The test statistic is

\[ t_{obs} = \frac{(64.7 - 61.0)}{2.417} = 1.531\]

where \(t_{obs}\) is approximately \(t\)-distributed with \(11\) degrees of freedom

The \(p\)-value is

\[ p\text{-value} = P(|t|\geq |t_{obs}||H_0) \] \[= 2\left[P(t \geq 1.531 | H_0)\right] = 0.077\]

At the \(\alpha = 0.05\) significance level, we fail to reject the null hypothesis and conclude that body lengths of four year old male frogs is not significantly different between the two populations.

References

Augert, Dominique, and Pierre Joly. 1993. “Plasticity of Age at Maturity Between Two Neighbouring Populations of the Common Frog (Rana Temporaria l.).” Canadian Journal of Zoology 71 (1): 26–33.

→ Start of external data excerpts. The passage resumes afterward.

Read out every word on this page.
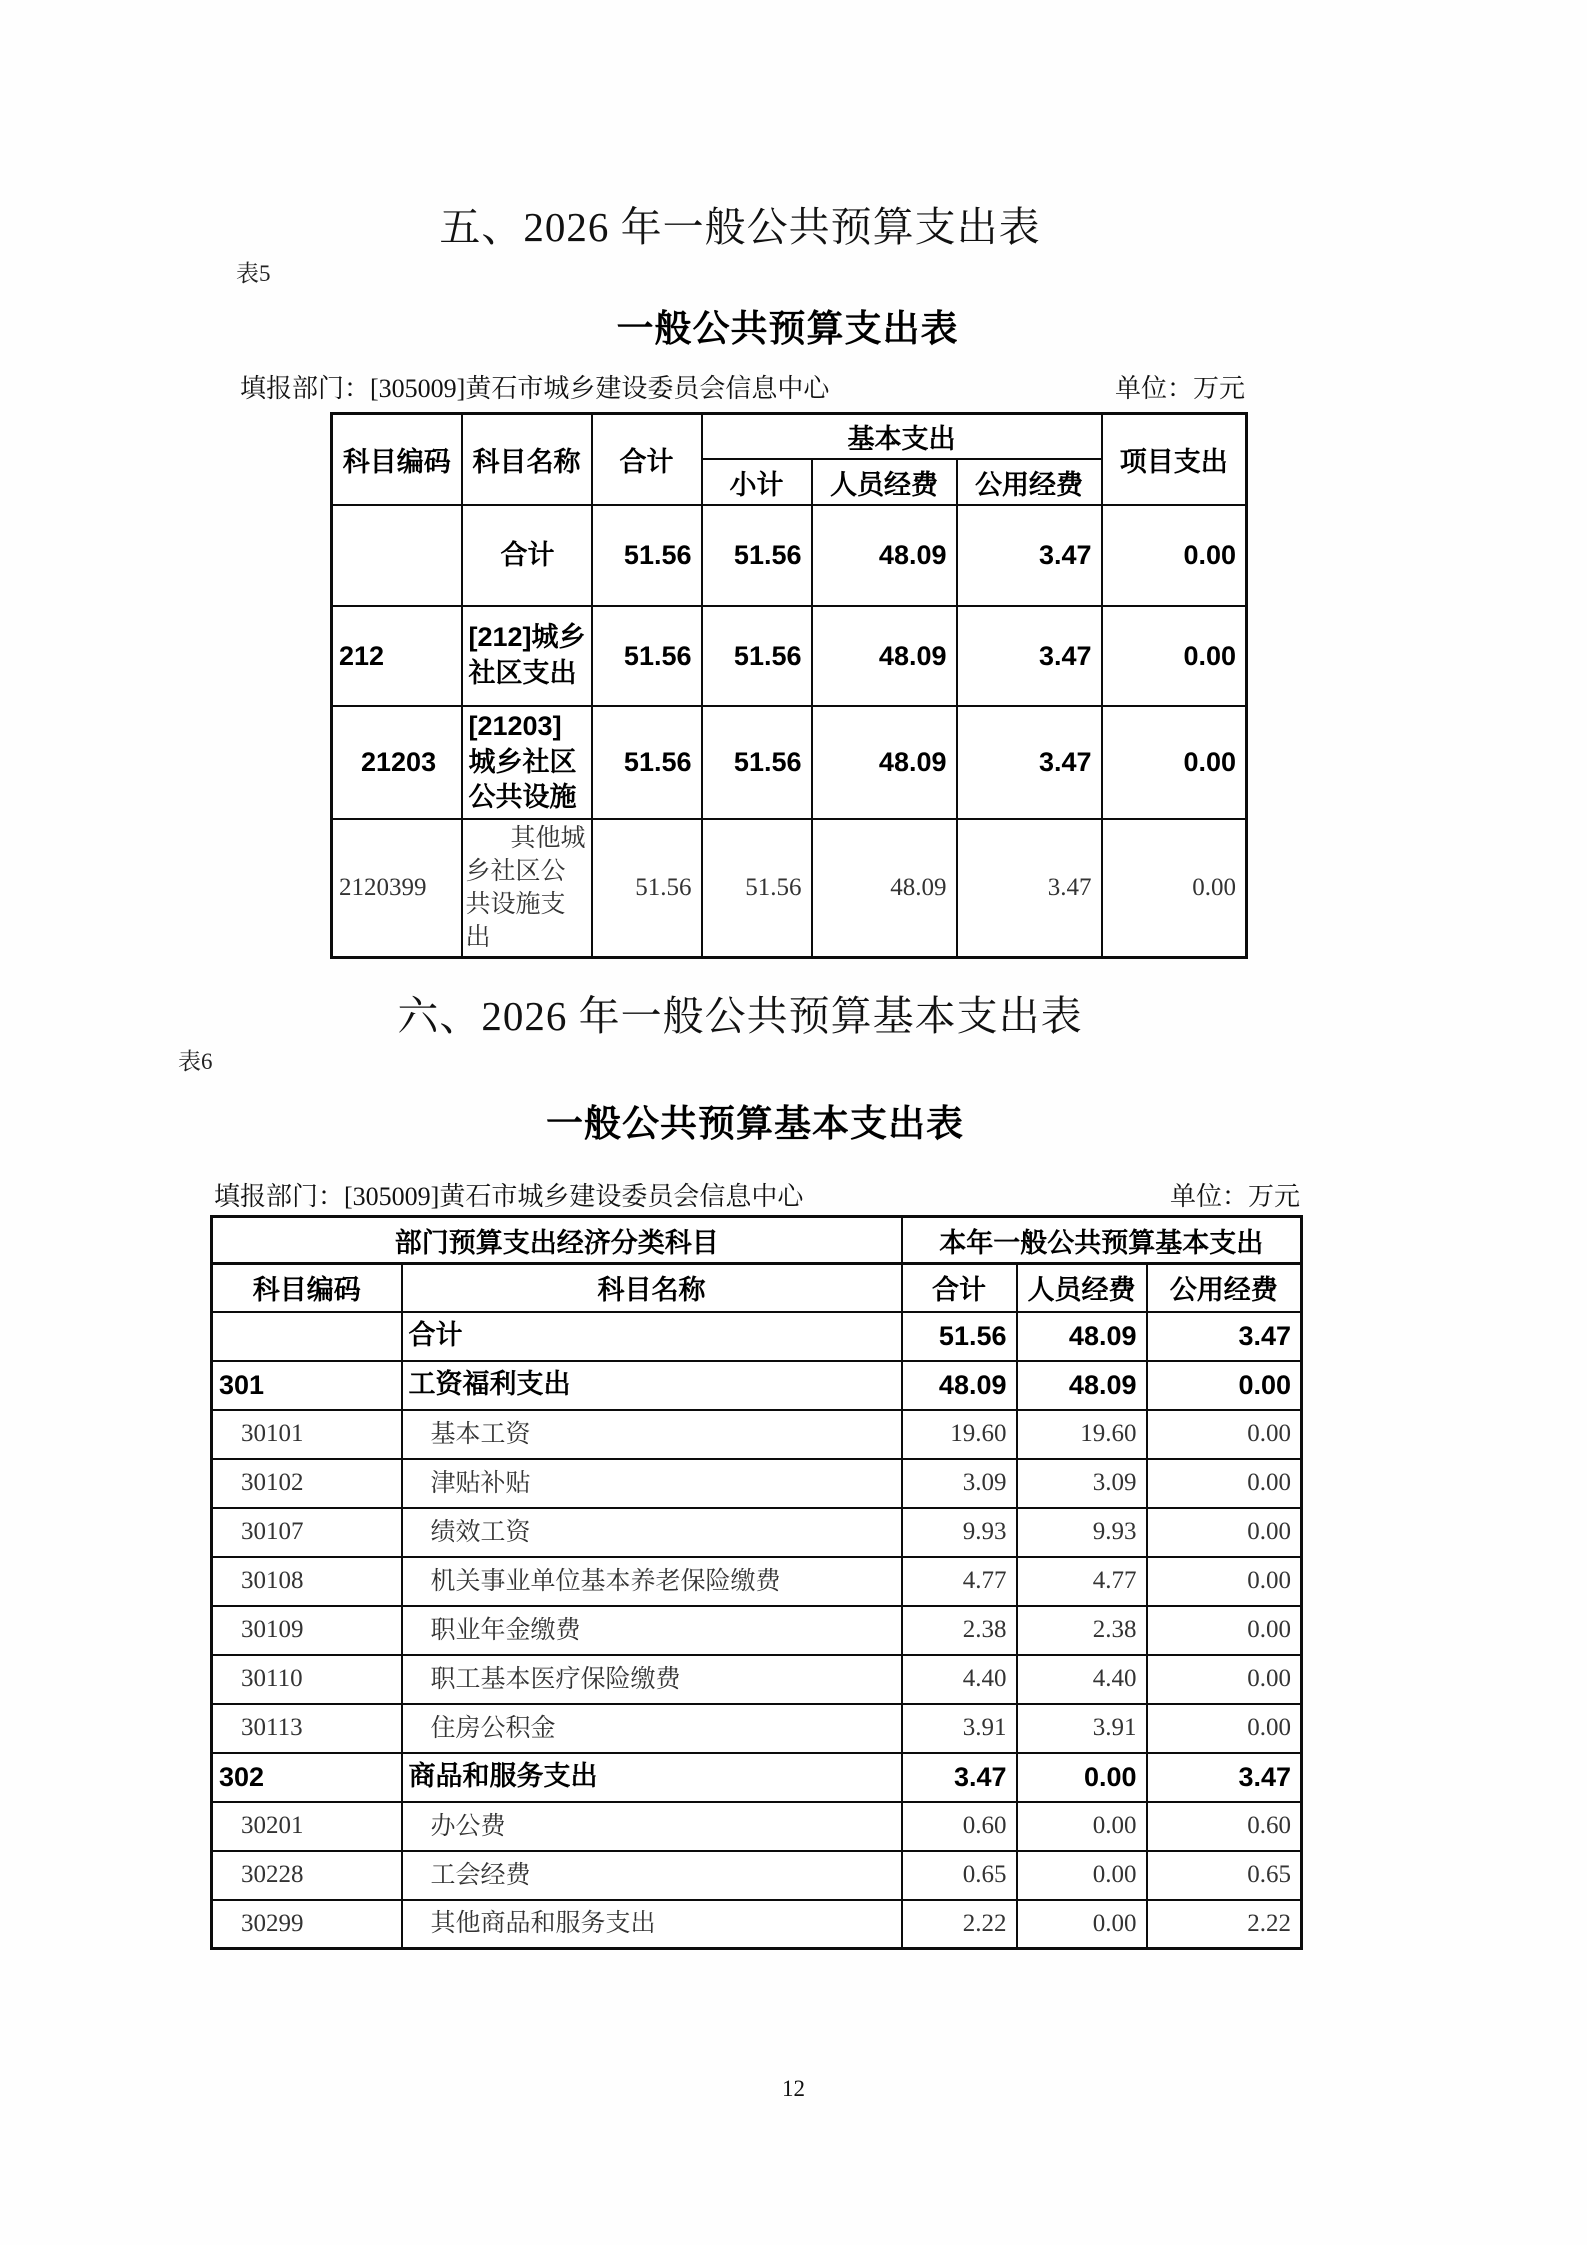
五、2026 年一般公共预算支出表
表5
一般公共预算支出表
填报部门：[305009]黄石市城乡建设委员会信息中心	单位：万元
科目编码	科目名称	合计	基本支出			项目支出
			小计	人员经费	公用经费	
	合计	51.56	51.56	48.09	3.47	0.00
212	[212]城乡社区支出	51.56	51.56	48.09	3.47	0.00
21203	[21203]城乡社区公共设施	51.56	51.56	48.09	3.47	0.00
2120399	其他城乡社区公共设施支出	51.56	51.56	48.09	3.47	0.00
六、2026 年一般公共预算基本支出表
表6
一般公共预算基本支出表
填报部门：[305009]黄石市城乡建设委员会信息中心	单位：万元
部门预算支出经济分类科目		本年一般公共预算基本支出		
科目编码	科目名称	合计	人员经费	公用经费
	合计	51.56	48.09	3.47
301	工资福利支出	48.09	48.09	0.00
30101	基本工资	19.60	19.60	0.00
30102	津贴补贴	3.09	3.09	0.00
30107	绩效工资	9.93	9.93	0.00
30108	机关事业单位基本养老保险缴费	4.77	4.77	0.00
30109	职业年金缴费	2.38	2.38	0.00
30110	职工基本医疗保险缴费	4.40	4.40	0.00
30113	住房公积金	3.91	3.91	0.00
302	商品和服务支出	3.47	0.00	3.47
30201	办公费	0.60	0.00	0.60
30228	工会经费	0.65	0.00	0.65
30299	其他商品和服务支出	2.22	0.00	2.22
12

Ball, John P, Kjell Danell, and Peter Sunesson. 2000. “Response of a Herbivore Community to Increased Food Quality and Quantity: An Experiment with Nitrogen Fertilizer in a Boreal Forest.” Journal of Applied Ecology 37 (2): 247–55.

Martins-Filho, Paulo R, Nicole P Damascena, Renata CM Lage, and Karyna B Sposato. 2020. “Decrease in Child Abuse Notifications During COVID-19 Outbreak: A Reason for Worry or Celebration?” Journal of Paediatrics and Child Health 56 (12): 1980.

Moradi, Jalil, Alireza Bahrami, and Amir Dana. 2020. “Motivation for Participation in Sports Based on Athletes in Team and Individual Sports.” Physical Culture and Sport. Studies and Research 85 (1): 14–21.